Arts & Culture

KC artist’s ‘We Don’t Care’ gender-neutral bathroom sign installed at North Carolina hotel

Since launching her all-inclusive bathroom sign less that three weeks ago, Kansas City artist Peregrine Honig has sold 28 of the signs to customers in seven states.
Since launching her all-inclusive bathroom sign less that three weeks ago, Kansas City artist Peregrine Honig has sold 28 of the signs to customers in seven states.

As the North Carolina bathroom bill controversy continues to pummel the state’s arts and entertainment scene, with musicians canceling concerts in droves and Eric Shiner, director of the Andy Warhol Museum in Pittsburg canceling a trip to University of North Carolina, a boutique hotel in Durham is flouting the new law with an all-inclusive sign created in Kansas City by artist Peregrine Honig.

The 21c Museum Hotel in Durham ordered several of the signs, which depict the familiar stick figure used to designate gender wearing a skirt on one side and trousers on the other. In place of “Women” or “Men” at the bottom, the signs read “WE DON’T CARE.”

21c Museum Hotel president Craig Greenberg says his company put up the signs in Durham to promote inclusiveness and actively oppose discrimination.

“We feel we have a moral obligation and responsibility to our community, our guests and our team to voice our opposition,” he said. “We elected to engage this issue through contemporary art, with the belief that art can drive not only conversation, but that it can also create change."

The boutique hotel company also has locations in Louisville, Cincinnati, Bentonville and Lexington. The company, founded by a pair of contemporary art collectors, is opening a hotel in Oklahoma City this summer and has plans to redevelop the Savoy Hotel & Grill in Kansas City.

The signs, manufactured in Kansas City, Kan., by Midtown Signs, made the TV news in Durham when the hotel installed them.

Since Honig launched the sign on her Facebook page less than three weeks ago, she has sold 28 of the $125 signs to customers in seven states. She purchased a map from Gallup Map Co. in the Crossroads so she can stick pins in every city where the signs are mounted. The map hangs on the wall of Honig’s All is Fair transgender undergarment design studio, set to open in summer in the Alley Shops, 115 W. 18th St.

Honig is donating 10 percent of sales of the first 100 signs to Kansas City Care Clinic, which is starting a transgender-focused health program. A slice of sales of the second hundred signs (Honig says the percentage will increase as production costs fall) will be routed to the Kansas City Anti-Violence Project.

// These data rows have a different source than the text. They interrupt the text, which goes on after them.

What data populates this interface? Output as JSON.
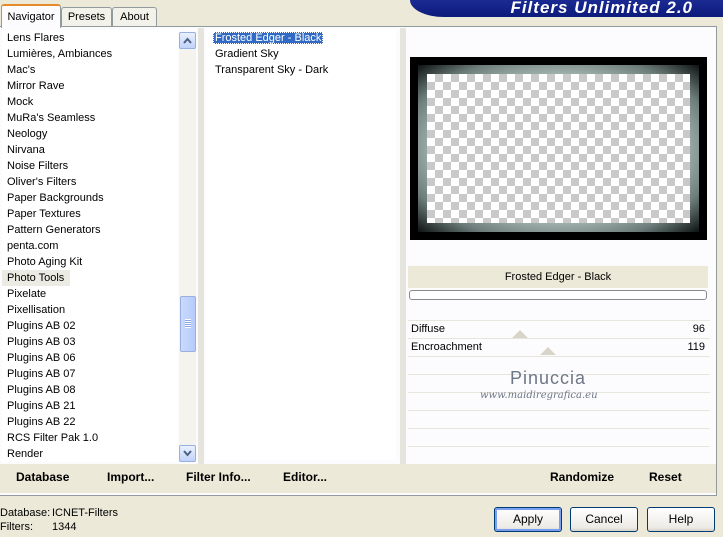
{
  "tabs": [
    {
      "label": "Navigator"
    },
    {
      "label": "Presets"
    },
    {
      "label": "About"
    }
  ],
  "banner": "Filters Unlimited 2.0",
  "categories": [
    "Lens Flares",
    "Lumières, Ambiances",
    "Mac's",
    "Mirror Rave",
    "Mock",
    "MuRa's Seamless",
    "Neology",
    "Nirvana",
    "Noise Filters",
    "Oliver's Filters",
    "Paper Backgrounds",
    "Paper Textures",
    "Pattern Generators",
    "penta.com",
    "Photo Aging Kit",
    "Photo Tools",
    "Pixelate",
    "Pixellisation",
    "Plugins AB 02",
    "Plugins AB 03",
    "Plugins AB 06",
    "Plugins AB 07",
    "Plugins AB 08",
    "Plugins AB 21",
    "Plugins AB 22",
    "RCS Filter Pak 1.0",
    "Render"
  ],
  "selected_category": "Photo Tools",
  "filters": [
    "Frosted Edger - Black",
    "Gradient Sky",
    "Transparent Sky - Dark"
  ],
  "selected_filter": "Frosted Edger - Black",
  "preview_title": "Frosted Edger - Black",
  "params": [
    {
      "label": "Diffuse",
      "value": "96"
    },
    {
      "label": "Encroachment",
      "value": "119"
    }
  ],
  "watermark": {
    "line1": "Pinuccia",
    "line2": "www.maidiregrafica.eu"
  },
  "footer": {
    "database": "Database",
    "import": "Import...",
    "filter_info": "Filter Info...",
    "editor": "Editor...",
    "randomize": "Randomize",
    "reset": "Reset"
  },
  "info": {
    "database_label": "Database:",
    "database_value": "ICNET-Filters",
    "filters_label": "Filters:",
    "filters_value": "1344"
  },
  "buttons": {
    "apply": "Apply",
    "cancel": "Cancel",
    "help": "Help"
  }
}
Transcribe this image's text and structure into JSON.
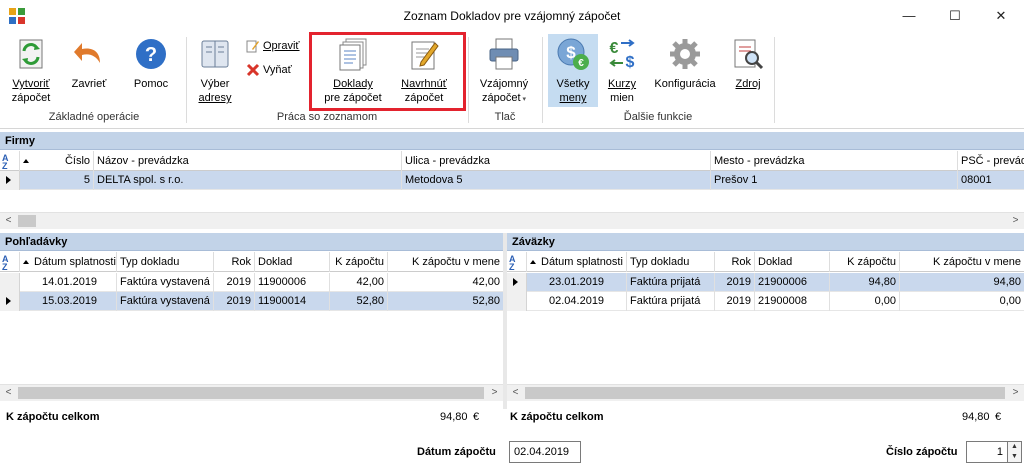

Honig, who has been working with the two groups for a year and three months, respectively, says she is excited by the early success of the signs and particularly their placement in North Carolina, where the new law requires transgender people to use public bathrooms conforming to the sex on their birth certificates.

The law has come under attack, with President Obama calling for it to be repealed and GOP presidential candidate Donald Trump criticizing it in recent days.

In addition, the UK issued a travel warning to its citizens saying, “LGBT travelers may be affected by legislation passed recently in the states of North Carolina and Mississippi.”

The controversy reared up in Kansas when both the House and Senate introduced similar bills, although they are not slated for debate this session.